Looking at the liquidationCall function in the Pool contract:
function liquidationCall(
address collateralAsset,
address debtAsset,
address user,
uint256 debtToCover,
bool receiveAToken
) external override {
LiquidationLogic.executeLiquidationCall(
_reserves,
_usersConfig,
_reservesList,
_eModeCategories,
DataTypes.ExecuteLiquidationCallParams({
reservesCount: _reservesCount,
debtToCover: debtToCover,
collateralAsset: collateralAsset,
debtAsset: debtAsset,
user: user,
receiveAToken: receiveAToken,
priceOracle: ADDRESSES_PROVIDER.getPriceOracle(),
userEModeCategory: _usersEModeCategory[user],
priceOracleSentinel: ADDRESSES_PROVIDER.getPriceOracleSentinel()
})
);
}we can see that the price oracle passed into ExecuteLiquidationCallParams is returned by the getPriceOracle function in PoolAddressProvider contract:
function getPriceOracle() external view override returns (address) {
return getAddress(PRICE_ORACLE);
}This is the default asset price oracle, meaning that if the user is in eMode ("efficiency mode" which is supposed to maximize capital efficiency and allows using a specific price oracle for each eMode category) an oracle other than the default asset oracle that might've been specified will be ignored.

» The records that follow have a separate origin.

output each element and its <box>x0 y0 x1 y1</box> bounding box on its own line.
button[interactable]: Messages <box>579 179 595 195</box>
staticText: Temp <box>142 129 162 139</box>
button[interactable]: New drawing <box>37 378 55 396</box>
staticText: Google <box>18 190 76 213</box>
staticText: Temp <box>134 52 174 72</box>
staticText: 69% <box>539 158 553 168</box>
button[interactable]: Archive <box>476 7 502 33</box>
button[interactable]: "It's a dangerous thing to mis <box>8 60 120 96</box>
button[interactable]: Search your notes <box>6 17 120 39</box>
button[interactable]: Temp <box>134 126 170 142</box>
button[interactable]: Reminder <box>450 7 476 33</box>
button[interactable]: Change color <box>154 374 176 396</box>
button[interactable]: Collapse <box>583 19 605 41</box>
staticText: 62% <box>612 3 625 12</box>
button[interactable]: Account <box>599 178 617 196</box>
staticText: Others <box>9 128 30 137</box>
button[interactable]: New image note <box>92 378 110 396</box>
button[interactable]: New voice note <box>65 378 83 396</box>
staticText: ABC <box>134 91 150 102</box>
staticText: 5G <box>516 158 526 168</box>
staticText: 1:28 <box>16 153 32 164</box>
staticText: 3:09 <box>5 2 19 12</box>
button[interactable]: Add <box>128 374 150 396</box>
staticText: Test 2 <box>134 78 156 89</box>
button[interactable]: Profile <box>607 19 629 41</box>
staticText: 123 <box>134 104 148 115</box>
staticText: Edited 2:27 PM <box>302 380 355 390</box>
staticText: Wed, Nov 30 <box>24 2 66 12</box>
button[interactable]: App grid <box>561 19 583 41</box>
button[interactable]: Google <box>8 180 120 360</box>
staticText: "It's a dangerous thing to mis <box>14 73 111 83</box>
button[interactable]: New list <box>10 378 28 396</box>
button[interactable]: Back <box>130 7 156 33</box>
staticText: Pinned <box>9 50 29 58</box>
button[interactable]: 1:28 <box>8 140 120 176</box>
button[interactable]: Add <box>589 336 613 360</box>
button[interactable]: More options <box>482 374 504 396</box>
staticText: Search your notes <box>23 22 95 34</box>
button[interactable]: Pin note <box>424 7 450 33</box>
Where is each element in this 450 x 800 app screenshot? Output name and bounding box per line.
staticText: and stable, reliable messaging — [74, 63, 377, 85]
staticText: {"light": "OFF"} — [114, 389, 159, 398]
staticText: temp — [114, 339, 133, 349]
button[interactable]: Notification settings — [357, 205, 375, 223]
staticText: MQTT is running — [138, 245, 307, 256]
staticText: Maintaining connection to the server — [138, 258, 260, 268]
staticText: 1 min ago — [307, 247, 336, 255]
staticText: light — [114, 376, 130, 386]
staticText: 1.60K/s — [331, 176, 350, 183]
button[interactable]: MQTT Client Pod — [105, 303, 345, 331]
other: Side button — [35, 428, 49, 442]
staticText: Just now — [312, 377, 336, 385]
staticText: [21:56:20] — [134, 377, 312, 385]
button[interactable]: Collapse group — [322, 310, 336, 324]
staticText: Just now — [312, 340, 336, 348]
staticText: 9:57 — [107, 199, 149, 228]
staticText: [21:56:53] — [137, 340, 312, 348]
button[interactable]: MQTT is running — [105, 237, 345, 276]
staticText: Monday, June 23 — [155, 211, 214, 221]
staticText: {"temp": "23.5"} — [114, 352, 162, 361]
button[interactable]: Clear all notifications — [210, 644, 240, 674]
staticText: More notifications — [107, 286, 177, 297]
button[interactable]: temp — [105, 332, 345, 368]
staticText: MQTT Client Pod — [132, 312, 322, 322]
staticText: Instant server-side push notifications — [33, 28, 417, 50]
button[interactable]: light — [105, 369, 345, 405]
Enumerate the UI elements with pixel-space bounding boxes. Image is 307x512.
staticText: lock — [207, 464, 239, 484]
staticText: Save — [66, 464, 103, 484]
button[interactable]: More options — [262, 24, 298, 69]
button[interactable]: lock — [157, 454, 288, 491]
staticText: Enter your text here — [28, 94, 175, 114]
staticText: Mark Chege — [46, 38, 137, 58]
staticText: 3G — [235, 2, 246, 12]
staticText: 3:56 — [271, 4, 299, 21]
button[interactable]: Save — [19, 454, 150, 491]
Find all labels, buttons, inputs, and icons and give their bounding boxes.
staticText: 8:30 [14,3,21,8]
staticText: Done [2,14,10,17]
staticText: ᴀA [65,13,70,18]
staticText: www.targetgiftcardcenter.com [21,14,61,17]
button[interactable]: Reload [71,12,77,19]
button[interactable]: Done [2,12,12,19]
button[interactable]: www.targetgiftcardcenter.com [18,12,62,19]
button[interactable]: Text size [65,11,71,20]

Given that the user can be using any number of a possible 255 eMode categories, each with a possible price oracle, the priceOracle parameter passed into the ExecuteLiquidationCallParams should check if the category being used has a different oracle associated with it and only fallback to the default oracle if none has been specified.
The property outlined by Certora to catch this vulnerability was "Emode source price usage" which is located in the original pool.spec file under the rule named priceOracelCounter, for this article we have rewritten this rule in the priceOracelCounter.spec file for clarity and to resolve some issues with the Certora Prover due to the specification used in the review being written in an older version of CVL. The slightly modified rule is defined as:
using SymbolicPriceOracle as priceOracle;
ghost mapping(address => mathint) usageOfPriceOracle {
init_state axiom forall address asset. usageOfPriceOracle[asset] == 0;
axiom forall address asset. usageOfPriceOracle[asset] >= 0;
}
hook Sload uint256 p priceOracle.price[KEY address asset] STORAGE {
usageOfPriceOracle[asset] = usageOfPriceOracle[asset] + 1;
}
rule priceOracelCounter(address asset, method f) {
env e;
calldataarg args;
mathint before = usageOfPriceOracle[asset];
f(e, args);
assert usageOfPriceOracle[asset] == before;
}
where we use the usageOfPrice ghost variable to indicate whether the priceOracle variable has been accessed via a hook into load operations for this variable in the SymbolicPriceOracle contract which we are using as a mock price oracle. We can see from the below result of running the Prover that it has been violated in the liquidationCall function in the Pool contract:
This proves that the property outlined in the report is violated, meaning that instead of accessing the eMode price oracle associated with the category, the default asset price oracle was used instead. This could potentially cause the liquidation price to be worse than expected and is inconsistent with borrow/repay operations that may use the eMode price oracle.
Conclusion
We've seen how defining a system's properties via property testing with Certora can uncover novel vulnerabilities that might not have been identified otherwise. Defining these properties as code rather than just having them in writing allows them to become an integral part of the development lifecycle and ensures they are never violated. Once these tests are added to a project's test suite, they can be used in a CI/CD pipeline and run against new changes to ensure that the additions don't cause any breaking of the properties and potential vulnerabilities associated with them.